Much Ado About St. Martin
Most people think of St. Martin/Sint Maarten—northernmost of the Leeward Islands—as being half-French, half-Dutch. But it’s also Creole, Caribbean and a hodgepodge of over 125 other nationalities. More importantly, it is an excellent jumping off point for a charter cruise replete with lovely sailing, blue bays, white sand beaches and high-end French shopping and cuisine.
Several charter companies have bases on the island, so you’ll have a wide variety of choices concerning fleets and take-off points. Horizon Yacht Charters has a base in Simpson Bay and The Moorings and Sunsail are in Oyster Bay, which straddles the border between the French and Dutch sides of the island. A dozen smaller charter companies like Any Way Marine in Marina Royale and VPM Best Sail in Anse Marcel surround the island.
If you sail with The Moorings, be sure to grab lunch at Captain Oliver’s Restaurant before your charter briefing. The food is outstanding and the open-air dining area overlooking the harbor entrance provides a great introduction to the area. The base recently opened an extra-wide fuel dock that doubles as a ferry terminal to shuttle passengers to and from the airport.
According to Moorings base manager Corrado Losi, you could spend an entire week exploring St. Martin and the nearby islands, never sail more than 21 miles in a day and never get bored. With a few extra days to spend, you could also sail over to Nevis and St. Kitts for even more beauty. Here are some tips to get started.

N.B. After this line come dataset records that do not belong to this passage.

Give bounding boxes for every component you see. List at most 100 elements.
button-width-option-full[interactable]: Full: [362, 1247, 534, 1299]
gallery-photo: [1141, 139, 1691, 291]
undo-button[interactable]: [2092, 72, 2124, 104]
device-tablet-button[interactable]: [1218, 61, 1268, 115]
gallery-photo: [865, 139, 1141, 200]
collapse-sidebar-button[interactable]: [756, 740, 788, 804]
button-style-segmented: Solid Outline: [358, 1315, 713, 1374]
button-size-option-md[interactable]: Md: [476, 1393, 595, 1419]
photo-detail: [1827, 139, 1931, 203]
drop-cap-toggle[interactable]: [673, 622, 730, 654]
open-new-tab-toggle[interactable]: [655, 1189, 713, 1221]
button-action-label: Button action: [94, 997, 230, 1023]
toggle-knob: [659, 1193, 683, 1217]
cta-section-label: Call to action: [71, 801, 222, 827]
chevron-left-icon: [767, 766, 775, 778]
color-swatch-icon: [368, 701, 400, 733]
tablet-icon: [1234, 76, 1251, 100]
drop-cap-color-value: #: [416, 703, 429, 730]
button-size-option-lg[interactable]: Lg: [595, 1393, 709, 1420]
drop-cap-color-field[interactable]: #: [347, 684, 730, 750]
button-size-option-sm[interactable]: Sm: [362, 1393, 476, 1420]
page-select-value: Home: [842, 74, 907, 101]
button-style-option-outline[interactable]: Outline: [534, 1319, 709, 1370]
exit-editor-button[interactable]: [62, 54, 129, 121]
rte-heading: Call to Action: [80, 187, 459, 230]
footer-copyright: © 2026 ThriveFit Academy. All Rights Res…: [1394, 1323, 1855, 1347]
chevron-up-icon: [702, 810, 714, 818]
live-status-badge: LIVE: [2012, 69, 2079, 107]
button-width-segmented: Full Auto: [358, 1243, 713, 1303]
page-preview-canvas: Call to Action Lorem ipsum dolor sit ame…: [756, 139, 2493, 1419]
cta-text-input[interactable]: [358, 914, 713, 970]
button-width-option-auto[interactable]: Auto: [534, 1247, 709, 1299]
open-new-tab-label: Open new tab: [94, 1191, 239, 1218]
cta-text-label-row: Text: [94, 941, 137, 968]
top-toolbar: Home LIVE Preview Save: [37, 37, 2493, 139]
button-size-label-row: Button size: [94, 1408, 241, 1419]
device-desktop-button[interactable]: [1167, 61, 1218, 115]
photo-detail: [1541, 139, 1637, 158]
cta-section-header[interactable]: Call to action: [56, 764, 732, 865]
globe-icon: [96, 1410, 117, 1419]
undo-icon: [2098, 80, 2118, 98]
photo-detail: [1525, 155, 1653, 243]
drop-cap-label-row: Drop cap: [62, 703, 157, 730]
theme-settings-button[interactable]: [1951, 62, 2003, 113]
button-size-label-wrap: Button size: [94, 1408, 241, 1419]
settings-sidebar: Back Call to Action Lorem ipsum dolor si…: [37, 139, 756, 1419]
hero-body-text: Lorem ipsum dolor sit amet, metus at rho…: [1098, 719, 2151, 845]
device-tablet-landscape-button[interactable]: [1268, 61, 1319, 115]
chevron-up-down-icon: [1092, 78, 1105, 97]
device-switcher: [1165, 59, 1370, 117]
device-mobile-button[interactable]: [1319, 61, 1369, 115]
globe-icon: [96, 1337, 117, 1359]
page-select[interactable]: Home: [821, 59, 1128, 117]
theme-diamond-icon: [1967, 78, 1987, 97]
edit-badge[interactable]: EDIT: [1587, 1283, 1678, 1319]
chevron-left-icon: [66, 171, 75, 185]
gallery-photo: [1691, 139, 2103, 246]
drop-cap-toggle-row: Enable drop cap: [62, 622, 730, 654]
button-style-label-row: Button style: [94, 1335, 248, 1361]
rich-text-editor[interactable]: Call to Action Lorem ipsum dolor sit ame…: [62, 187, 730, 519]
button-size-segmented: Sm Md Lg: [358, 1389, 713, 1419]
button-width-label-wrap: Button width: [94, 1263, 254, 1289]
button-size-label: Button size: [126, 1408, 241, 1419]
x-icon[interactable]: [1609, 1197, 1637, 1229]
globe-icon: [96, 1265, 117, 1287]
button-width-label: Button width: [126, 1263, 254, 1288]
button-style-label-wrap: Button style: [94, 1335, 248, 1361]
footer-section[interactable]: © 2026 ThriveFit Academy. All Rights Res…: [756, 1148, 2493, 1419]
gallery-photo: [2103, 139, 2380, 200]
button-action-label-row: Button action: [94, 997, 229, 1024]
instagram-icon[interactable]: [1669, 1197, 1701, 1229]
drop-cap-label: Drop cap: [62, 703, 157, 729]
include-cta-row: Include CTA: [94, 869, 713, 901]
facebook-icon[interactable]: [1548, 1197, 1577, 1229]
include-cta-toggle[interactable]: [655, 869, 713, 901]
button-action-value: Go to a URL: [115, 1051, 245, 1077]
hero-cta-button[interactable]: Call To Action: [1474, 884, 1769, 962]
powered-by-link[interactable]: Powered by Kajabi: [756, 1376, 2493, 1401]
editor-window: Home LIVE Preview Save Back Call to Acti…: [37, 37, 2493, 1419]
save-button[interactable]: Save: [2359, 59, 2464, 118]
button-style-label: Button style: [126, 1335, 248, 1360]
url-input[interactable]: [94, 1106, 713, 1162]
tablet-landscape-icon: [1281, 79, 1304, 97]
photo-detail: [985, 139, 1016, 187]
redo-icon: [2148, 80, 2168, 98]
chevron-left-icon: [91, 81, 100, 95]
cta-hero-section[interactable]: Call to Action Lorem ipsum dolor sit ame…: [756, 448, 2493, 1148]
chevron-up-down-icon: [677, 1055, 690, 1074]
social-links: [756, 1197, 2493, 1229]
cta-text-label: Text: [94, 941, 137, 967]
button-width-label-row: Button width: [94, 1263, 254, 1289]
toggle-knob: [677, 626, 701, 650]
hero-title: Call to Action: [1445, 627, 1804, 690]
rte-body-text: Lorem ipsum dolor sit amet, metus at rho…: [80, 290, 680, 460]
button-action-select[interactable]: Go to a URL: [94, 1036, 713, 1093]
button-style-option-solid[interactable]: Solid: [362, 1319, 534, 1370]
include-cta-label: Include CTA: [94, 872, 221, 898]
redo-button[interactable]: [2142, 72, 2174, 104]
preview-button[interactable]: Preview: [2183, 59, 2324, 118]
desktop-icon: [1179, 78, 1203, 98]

Whatever your itinerary, make sure it includes multiple nights around St. Martin, as the island has much to offer. From Oyster Pond travel north and anchor for lunch at Tintamarre, a quiet island with beautiful beaches. From there, sail west to Marigot, the capital of the French side, and explore the market, shops and dining in Marina Royal. The next day, do yourself a favor and rent a car. This will allow you to learn some island history at Fort Louis, windsurf on the flat waters of the nature preserve and maybe (if you’re feeling bold) zipline through the hills of Loterie Farm with its breathtaking panoramic views.
After that, sail north to Anguilla, round its western tip and beat to windward toward the anchorage at Road Bay. Anguilla is quite different from St. Martin. It’s British, for one thing. It’s also flat, sparsely populated and very Caribbean. Dinghy ashore to find No Fear tours. These guys will show you the top attractions: Little Bay for cliff jumping and bird-watching, Sandy Island for a rum drink under a coconut tree, Johnno’s for dinner and live music.
When you’re finished with Anguilla, sail back to St. Martin, because you’ve still got plenty to see. Grand Case, on the north side, is the self-proclaimed gastronomic capital of St. Martin, which is, itself, the self-proclaimed gastronomic capital of the entire region. This reputation, plus the general allure of living in the Caribbean, has attracted top-notch French chefs for years, resulting in a surplus of excellent French restaurants along the Boulevard de Grand Case. It’s hard to believe so many quality French restaurants can survive in such a small space, but they say that quantity breeds quality. After the mahi-mahi and profiteroles at La Villa on the Boulevard, I’d have to agree.
No trip to the French Caribbean is complete without a day on St. Barts, a high-end version of friendly St. Martin. The shopping and cuisine in Gustavia, the main town and harbor, rival that of a miniature Paris, with prices to match.
For a last quiet night aboard, anchor in lovely Anse Marcel, a hidden treasure on an island that can get quite busy with cruise ship tourists. This protected anchorage on the northern tip of French St. Martin is home to a tiny village at the base of towering hills. The entrance is extremely protected—so much so that in a hurricane, boats will come from far and wide to seek refuge there.
After that, it’s back to the charter base at Oyster Bay, unless, of course, you’re interested in that trip to St. Kitts and Nevis that Corrado was talking about. But that’s a story for another day.